وَلَقَدْ فَتَنَّا ٱلَّذِينَ مِن قَبْلِهِمْ ۖ فَلَيَعْلَمَنَّ ٱللَّهُ ٱلَّذِينَ صَدَقُوا۟ وَلَيَعْلَمَنَّ ٱلْكَٰذِبِينَ
Dan sesungguhnya kami telah menguji orang-orang yang sebelum mereka, maka sesungguhnya Allah mengetahui orang-orang yang benar dan sesungguhnya Dia mengetahui orang-orang yang dusta.
Kemudian, untuk menguatkan, Syekh Muhammad Ali Ash-Shabuni dalam Shafwatut Tafasir menjelaskan kandungan surat Al-Hadid ayat 22 bahwa segala musibah, dari paceklik hingga kehilangan harta dan keluarga, pada dasarnya sudah ditetapkan Allah Swt.untuk setiap hamba-Nya.
مَآ أَصَابَ مِن مُّصِيبَةٍ فِى ٱلْأَرْضِ وَلَا فِىٓ أَنفُسِكُمْ إِلَّا فِى كِتَٰبٍ مِّن قَبْلِ أَن نَّبْرَأَهَآ ۚ إِنَّ ذَٰلِكَ عَلَى ٱللَّهِ يَسِيرٌ
Tiada suatu bencanapun yang menimpa di bumi dan (tidak pula) pada dirimu sendiri melainkan telah tertulis dalam kitab (Lauhul Mahfuzh) sebelum Kami menciptakannya. Sesungguhnya yang demikian itu adalah mudah bagi Allah.

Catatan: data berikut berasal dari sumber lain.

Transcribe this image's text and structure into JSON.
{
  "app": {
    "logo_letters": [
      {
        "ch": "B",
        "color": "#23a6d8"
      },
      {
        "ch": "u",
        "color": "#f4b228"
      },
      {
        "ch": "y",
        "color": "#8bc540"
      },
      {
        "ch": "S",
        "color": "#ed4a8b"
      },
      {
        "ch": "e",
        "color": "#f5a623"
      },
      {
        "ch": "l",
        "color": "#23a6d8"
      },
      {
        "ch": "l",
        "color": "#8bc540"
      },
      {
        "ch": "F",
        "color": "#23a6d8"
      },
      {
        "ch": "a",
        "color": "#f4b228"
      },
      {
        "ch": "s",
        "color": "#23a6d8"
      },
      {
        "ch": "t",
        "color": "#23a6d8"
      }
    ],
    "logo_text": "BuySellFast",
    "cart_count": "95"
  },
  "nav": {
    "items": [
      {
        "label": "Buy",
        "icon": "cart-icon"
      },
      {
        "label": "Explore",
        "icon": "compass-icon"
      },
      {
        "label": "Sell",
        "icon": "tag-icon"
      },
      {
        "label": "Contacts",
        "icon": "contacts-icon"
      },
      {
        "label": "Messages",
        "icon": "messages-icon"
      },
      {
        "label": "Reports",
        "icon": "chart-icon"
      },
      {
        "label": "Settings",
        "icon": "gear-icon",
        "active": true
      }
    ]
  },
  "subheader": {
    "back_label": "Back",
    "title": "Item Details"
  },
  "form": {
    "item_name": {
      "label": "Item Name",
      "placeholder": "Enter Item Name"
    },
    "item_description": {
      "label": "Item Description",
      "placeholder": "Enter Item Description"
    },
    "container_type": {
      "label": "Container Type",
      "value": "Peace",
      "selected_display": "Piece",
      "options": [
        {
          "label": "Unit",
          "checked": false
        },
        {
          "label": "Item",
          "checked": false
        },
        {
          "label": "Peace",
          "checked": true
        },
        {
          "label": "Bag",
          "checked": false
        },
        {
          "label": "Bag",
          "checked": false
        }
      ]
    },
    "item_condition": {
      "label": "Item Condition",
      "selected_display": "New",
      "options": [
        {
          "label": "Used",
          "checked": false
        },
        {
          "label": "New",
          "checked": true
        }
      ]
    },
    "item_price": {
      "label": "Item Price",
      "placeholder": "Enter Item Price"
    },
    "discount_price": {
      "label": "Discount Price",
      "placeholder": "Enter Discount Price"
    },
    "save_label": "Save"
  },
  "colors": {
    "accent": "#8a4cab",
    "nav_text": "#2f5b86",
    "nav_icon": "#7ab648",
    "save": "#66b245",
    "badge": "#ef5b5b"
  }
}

Pemahaman ini memberikan ketenangan bahwa tidak ada yang terjadi secara kebetulan dan semua ada dalam kehendak Allah Swt. sedangkan Allah Swt. dalam keterangan lainnya, tak mungkin menyia-nyiakan hamba-Nya. Babeh, dengan senyumnya yang mengembang meski dagangannya sepi, adalah contoh nyata bagaimana keyakinan ini bisa mengubah kesulitan menjadi tangga menuju kedewasaan spiritual.
Kisah Babeh mengajarkan kita bahwa harapan bukan sekadar kata-kata motivasi, melainkan kekuatan nyata yang bisa mengubah tragedi menjadi triumph. Ketika api melahap rumah dan alat kerjanya, ia memilih untuk melihat ini sebagai awal baru, bukan akhir segalanya. Dalam setiap langkahnya menenteng dagangan, ia menunjukkan bahwa menjaga nyala harapan adalah pilihan—pilihan yang menentukan apakah kita akan tenggelam dalam keputusasaan atau bangkit dengan ketangguhan baru. Sebagaimana senyumnya yang tak lepas meski dagangan sepi, demikianlah harapan harus tetap menyala dalam hati setiap insan yang beriman, menjadi cahaya penuntun dalam setiap langkah kehidupan.